2016 Postmortem
In reply to the discussion: WaPo: DNC going to offer convention concession to Sanders [View all]Jim Lane
(11,175 posts)Obviously, Sanders and Trump are miles apart ideologically. Nevertheless, there are some similarities in how voters respond to them.
Sanders, in challenging so much of what passes for the Democratic Party orthodoxy, is no more divisive in his platform than Kucinich was in 2004 and 2008. The difference is that Sanders is averaging around 40% instead of 4%. Nobody called Kucinich divisive -- he didn't significantly divide the party because he attracted only a tiny segment of it.

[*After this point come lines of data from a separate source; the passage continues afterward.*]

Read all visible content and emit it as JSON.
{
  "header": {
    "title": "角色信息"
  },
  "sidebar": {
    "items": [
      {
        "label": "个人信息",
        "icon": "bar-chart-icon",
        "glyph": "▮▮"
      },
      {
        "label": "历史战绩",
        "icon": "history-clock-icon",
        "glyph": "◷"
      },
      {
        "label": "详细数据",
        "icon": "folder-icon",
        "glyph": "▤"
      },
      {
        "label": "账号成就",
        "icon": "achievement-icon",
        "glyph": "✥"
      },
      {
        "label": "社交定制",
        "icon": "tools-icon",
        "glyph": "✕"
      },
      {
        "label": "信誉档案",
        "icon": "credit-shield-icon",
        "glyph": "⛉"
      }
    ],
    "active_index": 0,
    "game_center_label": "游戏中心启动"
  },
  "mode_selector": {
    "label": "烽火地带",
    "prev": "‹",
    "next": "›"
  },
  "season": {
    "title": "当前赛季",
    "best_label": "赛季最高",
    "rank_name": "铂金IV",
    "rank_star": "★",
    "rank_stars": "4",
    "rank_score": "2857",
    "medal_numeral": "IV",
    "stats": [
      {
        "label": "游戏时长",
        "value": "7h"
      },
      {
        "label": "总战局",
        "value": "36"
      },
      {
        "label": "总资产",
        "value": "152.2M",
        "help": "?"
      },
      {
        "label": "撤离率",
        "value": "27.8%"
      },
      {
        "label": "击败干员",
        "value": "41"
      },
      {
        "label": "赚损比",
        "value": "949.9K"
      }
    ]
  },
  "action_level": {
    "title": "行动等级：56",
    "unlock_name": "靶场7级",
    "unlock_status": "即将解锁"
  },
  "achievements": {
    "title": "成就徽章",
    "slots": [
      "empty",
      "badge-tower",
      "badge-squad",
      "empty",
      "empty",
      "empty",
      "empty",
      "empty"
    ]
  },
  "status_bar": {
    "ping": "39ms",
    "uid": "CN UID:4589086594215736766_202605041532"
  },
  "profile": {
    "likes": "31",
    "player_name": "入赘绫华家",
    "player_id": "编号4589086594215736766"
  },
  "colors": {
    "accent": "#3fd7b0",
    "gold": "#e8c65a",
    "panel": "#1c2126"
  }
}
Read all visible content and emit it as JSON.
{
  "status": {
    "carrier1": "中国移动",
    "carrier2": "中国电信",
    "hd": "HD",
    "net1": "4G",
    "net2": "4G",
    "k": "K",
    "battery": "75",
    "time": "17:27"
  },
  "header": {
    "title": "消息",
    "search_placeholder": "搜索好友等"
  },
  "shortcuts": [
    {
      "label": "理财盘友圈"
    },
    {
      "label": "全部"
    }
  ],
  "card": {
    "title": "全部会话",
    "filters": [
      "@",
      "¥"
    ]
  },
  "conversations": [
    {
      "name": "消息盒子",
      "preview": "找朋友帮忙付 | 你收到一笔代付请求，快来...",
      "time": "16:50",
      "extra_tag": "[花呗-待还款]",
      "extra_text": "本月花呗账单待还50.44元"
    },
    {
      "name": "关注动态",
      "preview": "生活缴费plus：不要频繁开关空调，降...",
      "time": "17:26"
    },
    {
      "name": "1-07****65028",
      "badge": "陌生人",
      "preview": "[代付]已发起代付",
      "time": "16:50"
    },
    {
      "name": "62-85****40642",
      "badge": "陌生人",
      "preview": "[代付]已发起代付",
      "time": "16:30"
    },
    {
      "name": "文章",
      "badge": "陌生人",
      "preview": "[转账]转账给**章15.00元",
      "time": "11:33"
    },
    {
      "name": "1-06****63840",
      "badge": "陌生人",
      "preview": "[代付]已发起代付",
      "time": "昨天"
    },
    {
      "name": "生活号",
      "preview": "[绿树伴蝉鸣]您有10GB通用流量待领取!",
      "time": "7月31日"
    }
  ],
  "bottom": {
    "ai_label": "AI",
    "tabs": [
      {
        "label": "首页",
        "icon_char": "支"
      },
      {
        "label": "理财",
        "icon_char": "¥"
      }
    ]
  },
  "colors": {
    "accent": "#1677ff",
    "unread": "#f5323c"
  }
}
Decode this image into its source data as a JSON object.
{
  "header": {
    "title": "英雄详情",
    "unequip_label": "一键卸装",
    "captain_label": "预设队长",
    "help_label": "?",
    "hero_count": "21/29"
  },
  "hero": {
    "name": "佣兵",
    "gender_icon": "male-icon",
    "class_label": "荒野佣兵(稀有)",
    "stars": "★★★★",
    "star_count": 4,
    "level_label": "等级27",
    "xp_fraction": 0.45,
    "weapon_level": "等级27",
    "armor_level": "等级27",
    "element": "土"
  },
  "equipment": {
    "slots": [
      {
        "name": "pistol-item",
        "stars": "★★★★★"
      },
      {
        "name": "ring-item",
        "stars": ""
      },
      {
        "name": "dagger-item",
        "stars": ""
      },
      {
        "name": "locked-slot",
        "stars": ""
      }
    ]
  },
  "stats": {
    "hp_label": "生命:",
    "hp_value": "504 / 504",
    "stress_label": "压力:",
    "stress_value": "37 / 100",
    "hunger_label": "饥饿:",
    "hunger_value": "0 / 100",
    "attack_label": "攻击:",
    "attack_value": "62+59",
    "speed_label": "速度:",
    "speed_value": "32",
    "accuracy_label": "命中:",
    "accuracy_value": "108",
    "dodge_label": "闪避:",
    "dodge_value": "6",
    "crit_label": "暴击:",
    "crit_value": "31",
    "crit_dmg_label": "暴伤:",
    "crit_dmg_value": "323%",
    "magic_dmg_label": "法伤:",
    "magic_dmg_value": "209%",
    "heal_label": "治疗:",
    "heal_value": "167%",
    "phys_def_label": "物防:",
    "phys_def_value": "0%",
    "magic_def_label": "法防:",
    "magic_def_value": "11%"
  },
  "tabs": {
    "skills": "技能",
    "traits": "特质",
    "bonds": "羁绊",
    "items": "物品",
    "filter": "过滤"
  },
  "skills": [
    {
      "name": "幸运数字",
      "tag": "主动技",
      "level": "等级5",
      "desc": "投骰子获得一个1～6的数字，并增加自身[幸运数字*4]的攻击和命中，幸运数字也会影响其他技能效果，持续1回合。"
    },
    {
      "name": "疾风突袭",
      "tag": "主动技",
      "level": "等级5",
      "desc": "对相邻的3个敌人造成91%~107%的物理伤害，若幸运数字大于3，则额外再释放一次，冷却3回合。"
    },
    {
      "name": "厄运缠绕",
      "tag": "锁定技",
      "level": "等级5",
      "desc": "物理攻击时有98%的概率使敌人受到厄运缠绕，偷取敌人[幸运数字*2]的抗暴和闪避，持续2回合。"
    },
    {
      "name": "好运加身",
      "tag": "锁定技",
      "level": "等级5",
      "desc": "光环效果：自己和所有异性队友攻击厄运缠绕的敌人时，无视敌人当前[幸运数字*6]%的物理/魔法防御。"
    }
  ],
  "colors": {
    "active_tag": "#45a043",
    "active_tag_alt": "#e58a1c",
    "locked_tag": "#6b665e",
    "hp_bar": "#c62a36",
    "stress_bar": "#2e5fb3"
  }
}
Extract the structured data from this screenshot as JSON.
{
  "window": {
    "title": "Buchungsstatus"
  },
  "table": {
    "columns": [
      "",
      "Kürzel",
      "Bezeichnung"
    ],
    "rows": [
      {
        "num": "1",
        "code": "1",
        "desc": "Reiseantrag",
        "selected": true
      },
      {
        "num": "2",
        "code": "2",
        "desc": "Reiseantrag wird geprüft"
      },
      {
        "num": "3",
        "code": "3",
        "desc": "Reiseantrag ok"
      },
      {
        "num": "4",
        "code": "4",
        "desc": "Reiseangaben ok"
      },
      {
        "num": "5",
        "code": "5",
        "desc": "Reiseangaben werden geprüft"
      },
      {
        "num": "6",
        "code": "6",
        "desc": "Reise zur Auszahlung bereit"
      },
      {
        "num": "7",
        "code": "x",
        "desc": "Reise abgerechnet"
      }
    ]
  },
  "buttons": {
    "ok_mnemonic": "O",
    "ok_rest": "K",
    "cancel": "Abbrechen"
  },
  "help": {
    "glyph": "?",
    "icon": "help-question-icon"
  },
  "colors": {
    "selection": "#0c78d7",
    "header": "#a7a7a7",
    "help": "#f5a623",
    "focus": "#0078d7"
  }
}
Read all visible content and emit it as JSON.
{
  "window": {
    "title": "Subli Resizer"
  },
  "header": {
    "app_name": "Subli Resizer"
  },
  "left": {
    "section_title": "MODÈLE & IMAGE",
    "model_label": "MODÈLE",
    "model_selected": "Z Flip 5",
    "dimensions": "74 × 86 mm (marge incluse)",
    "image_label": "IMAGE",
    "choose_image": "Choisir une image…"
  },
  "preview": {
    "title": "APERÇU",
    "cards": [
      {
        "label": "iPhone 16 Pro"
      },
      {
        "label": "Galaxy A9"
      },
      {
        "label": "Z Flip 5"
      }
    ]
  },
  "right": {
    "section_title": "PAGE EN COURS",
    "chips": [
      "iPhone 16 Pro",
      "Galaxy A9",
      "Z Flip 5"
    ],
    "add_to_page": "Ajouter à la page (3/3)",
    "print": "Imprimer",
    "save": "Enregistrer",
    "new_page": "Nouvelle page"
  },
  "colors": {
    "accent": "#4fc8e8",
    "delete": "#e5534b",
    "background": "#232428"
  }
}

This year, Clinton was the establishment candidate. There's never been a nonincumbent Democrat (not even Al Gore in 2000) who began the primary season with such a big lead in the polls and in support from the party pooh-bahs. Against her is this old guy (strike one), Jewish (strike two), from a small state (strike three), who hasn't even been a Democrat (strike four), and who in fact called himself and still calls himself a socialist (strike five). How did he do so well against an overwhelming favorite? He spoke his mind, he was willing to be highly critical of the party establishment, and he discovered that millions of people were hostile to that establishment.
That's roughly what happened on the Republican side. Trump was, in his way, as unconventional a candidate as Sanders. He was like Sanders in that the party establishment despised him. (If the party national committees had picked the nominees from the initial field, Sanders would have finished fifth out of five and Trump would have finished somewhere around sixteenth out of seventeenth, maybe one spot higher or lower.) He was also like Sanders in that he was willing to say things that the party establishment didn't want to hear. Like Sanders, he had various strikes against him; the party of social conservatism wasn't the obvious place for a twice-divorced casino mogul who'd never held elective office and who'd often supported Democrats. Nevertheless, like Sanders, he discovered that a lot of the voters in the primaries and caucuses had had it with the party establishment.
To call these candidates "divisive" implies that they caused divisions. I disagree. The divisions were there. Sanders and Trump each far surpassed the expectations for him by speaking to a big segment of the electorate.